As you asked, I have checked the properties, and of course all is OK.
And all the integers from 1 to 144 are present ;-)
So, you have win the right to be in the record table in my site!
Congratulations.
Christian Boyer.

Yung C. Chen, alias George Chen (Taiwan, inventor of construction methods, author of essays dealing with combination)

Dear Walter,
Congratulation.
There is will, there is a way.
Your achievement is marvelous, it is a milestone on magic squares.
Best Regards,
George

Aale de Winkel (The Netherlands, physicist and information scientist, publishes the  magic square encyclopedia.)

Dear Walter
Congratulations, trimagicness of square I verified, ...
... this one is a tremendous achievement indeed.
It would be great to upload the order 12 trimagic squares onto the encyclopedia's database for future reference (but I assume it might be prudent to publish this find in scientific journals as well)
greetings
Aale

Harvey Heinz (Canada, author of Magic Square Lexicon, sponsors worldwide the biggest website on magic squares)
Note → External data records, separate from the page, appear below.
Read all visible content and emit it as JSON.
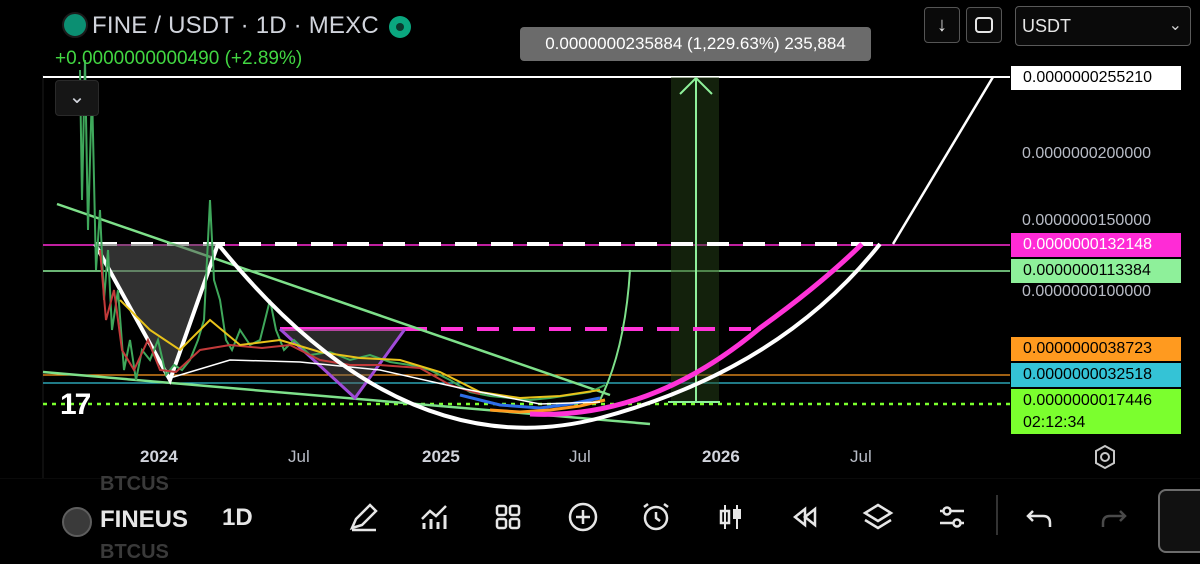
{
  "header": {
    "title": "FINE / USDT · 1D · MEXC",
    "change": "+0.0000000000490 (+2.89%)",
    "collapse_glyph": "⌄"
  },
  "tooltip": {
    "text": "0.0000000235884 (1,229.63%) 235,884"
  },
  "top_buttons": {
    "down_glyph": "↓",
    "currency_value": "USDT",
    "currency_chevron": "⌄"
  },
  "colors": {
    "background": "#000000",
    "white_tag": "#ffffff",
    "magenta_tag": "#ff2bd6",
    "light_green_tag": "#8ef09a",
    "orange_tag": "#ff9a1f",
    "teal_tag": "#34c3d6",
    "bright_green_tag": "#7bff2e",
    "pattern_magenta": "#ff33d8",
    "pattern_white": "#ffffff",
    "trend_green": "#7ee08a"
  },
  "price_axis": {
    "labels": [
      "0.0000000200000",
      "0.0000000150000",
      "0.0000000100000"
    ],
    "tags": [
      {
        "value": "0.0000000255210",
        "style": "white"
      },
      {
        "value": "0.0000000132148",
        "style": "magenta"
      },
      {
        "value": "0.0000000113384",
        "style": "lightgreen"
      },
      {
        "value": "0.0000000038723",
        "style": "orange"
      },
      {
        "value": "0.0000000032518",
        "style": "teal"
      },
      {
        "value": "0.0000000017446",
        "style": "green"
      }
    ],
    "countdown": "02:12:34"
  },
  "time_axis": {
    "labels": [
      {
        "text": "2024",
        "bold": true
      },
      {
        "text": "Jul",
        "bold": false
      },
      {
        "text": "2025",
        "bold": true
      },
      {
        "text": "Jul",
        "bold": false
      },
      {
        "text": "2026",
        "bold": true
      },
      {
        "text": "Jul",
        "bold": false
      }
    ]
  },
  "toolbar": {
    "symbol": "FINEUS",
    "interval": "1D",
    "ghost_symbol_top": "BTCUS",
    "ghost_symbol_bottom": "BTCUS",
    "icons": [
      "pen-icon",
      "indicators-icon",
      "grid-icon",
      "add-icon",
      "alarm-icon",
      "candles-icon",
      "replay-icon",
      "layers-icon",
      "settings-icon",
      "undo-icon",
      "redo-icon"
    ]
  }
}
Congratulations Walter, you hit the jackpot.
What is especially significant about this accomplishment is the amount by which you beat the previous record!
Previous record holders only halved the older record. Your result is one third the older one.
Boy, I bet you were excited when you saw the results of that 88th square! We are all excited with you.